Indeed, the report’s authors suggested that changes in watering and planting practices may keep vineyards productive longer than climactic models suggest. More efficient, precise misting, and new ways of trellising and orienting vines, can keep water demands in check and growing costs in hand, the authors wrote.
“Change is happening, but I think it’s well within our range of adaptability,” said Toby Halkovich, who directs viticulture for Cakebread Cellars’ 510 acres in the county and the Anderson Valley. “If hot summers become more frequent, we can use the tools we’ve already developed.”
Since joining the Rutherford-based winery 17 years ago, the spread in water use between the coolest and warmest growing seasons has been about 10 percent, according to Halkovich, who said that misting, leaf canopy management and adjustments to the irrigation pattern have so far sufficed to deal with the hottest conditions.
On his 21 acres in the Oak Knoll district north of Napa, Verhey has spent the past seven years remaking his vineyards with the future in mind — as well as larger harvests today.
A “modified lyre” trellis system lets light onto the vine tops but also provides more shade over the fruit, while Verhey’s overhauled irrigation system includes fewer but longer waterings to encourage deeper root penetration, enabling the plants to stay healthier in the dry summers.
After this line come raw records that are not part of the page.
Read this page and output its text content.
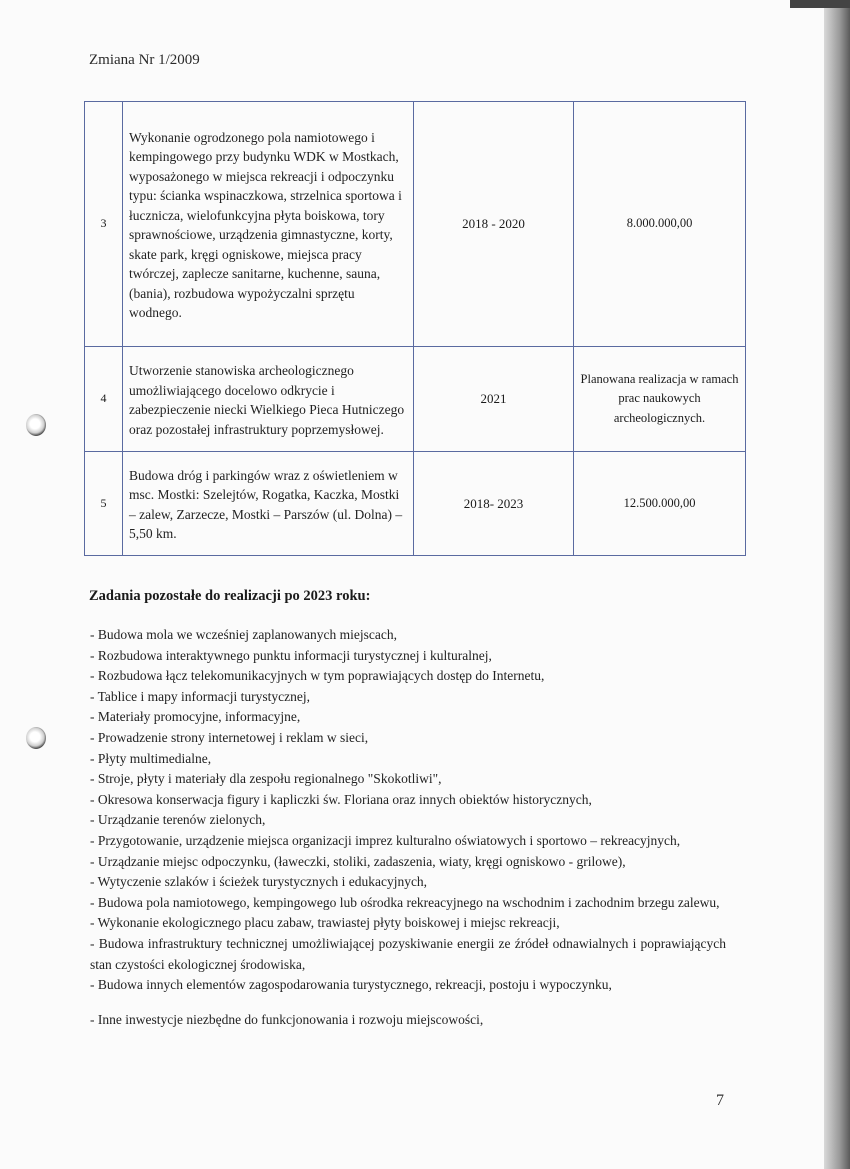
Zmiana Nr 1/2009
3	Wykonanie ogrodzonego pola namiotowego i kempingowego przy budynku WDK w Mostkach, wyposażonego w miejsca rekreacji i odpoczynku typu: ścianka wspinaczkowa, strzelnica sportowa i łucznicza, wielofunkcyjna płyta boiskowa, tory sprawnościowe, urządzenia gimnastyczne, korty, skate park, kręgi ogniskowe, miejsca pracy twórczej, zaplecze sanitarne, kuchenne, sauna, (bania), rozbudowa wypożyczalni sprzętu wodnego.	2018 - 2020	8.000.000,00
4	Utworzenie stanowiska archeologicznego umożliwiającego docelowo odkrycie i zabezpieczenie niecki Wielkiego Pieca Hutniczego oraz pozostałej infrastruktury poprzemysłowej.	2021	Planowana realizacja w ramach prac naukowych archeologicznych.
5	Budowa dróg i parkingów wraz z oświetleniem w msc. Mostki: Szelejtów, Rogatka, Kaczka, Mostki – zalew, Zarzecze, Mostki – Parszów (ul. Dolna) – 5,50 km.	2018- 2023	12.500.000,00
Zadania pozostałe do realizacji po 2023 roku:
- Budowa mola we wcześniej zaplanowanych miejscach,
- Rozbudowa interaktywnego punktu informacji turystycznej i kulturalnej,
- Rozbudowa łącz telekomunikacyjnych w tym poprawiających dostęp do Internetu,
- Tablice i mapy informacji turystycznej,
- Materiały promocyjne, informacyjne,
- Prowadzenie strony internetowej i reklam w sieci,
- Płyty multimedialne,
- Stroje, płyty i materiały dla zespołu regionalnego "Skokotliwi",
- Okresowa konserwacja figury i kapliczki św. Floriana oraz innych obiektów historycznych,
- Urządzanie terenów zielonych,
- Przygotowanie, urządzenie miejsca organizacji imprez kulturalno oświatowych i sportowo – rekreacyjnych,
- Urządzanie miejsc odpoczynku, (ławeczki, stoliki, zadaszenia, wiaty, kręgi ogniskowo - grilowe),
- Wytyczenie szlaków i ścieżek turystycznych i edukacyjnych,
- Budowa pola namiotowego, kempingowego lub ośrodka rekreacyjnego na wschodnim i zachodnim brzegu zalewu,
- Wykonanie ekologicznego placu zabaw, trawiastej płyty boiskowej i miejsc rekreacji,
- Budowa infrastruktury technicznej umożliwiającej pozyskiwanie energii ze źródeł odnawialnych i poprawiających stan czystości ekologicznej środowiska,
- Budowa innych elementów zagospodarowania turystycznego, rekreacji, postoju i wypoczynku,
- Inne inwestycje niezbędne do funkcjonowania i rozwoju miejscowości,
7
As a result, he said, his annual water consumption has dropped to about 10-12 gallons per vine even as the yield has risen from 4-5 tons an acre to 7-8 tons.
“It’s like savings; you can’t just wake up one day when you’re 55 and say to yourself, ‘I gotta save for my retirement so I’d better start now!’ By then, it’s too late,” he said.
“Am I solving the problem today? No. Am I working toward it? Yes.”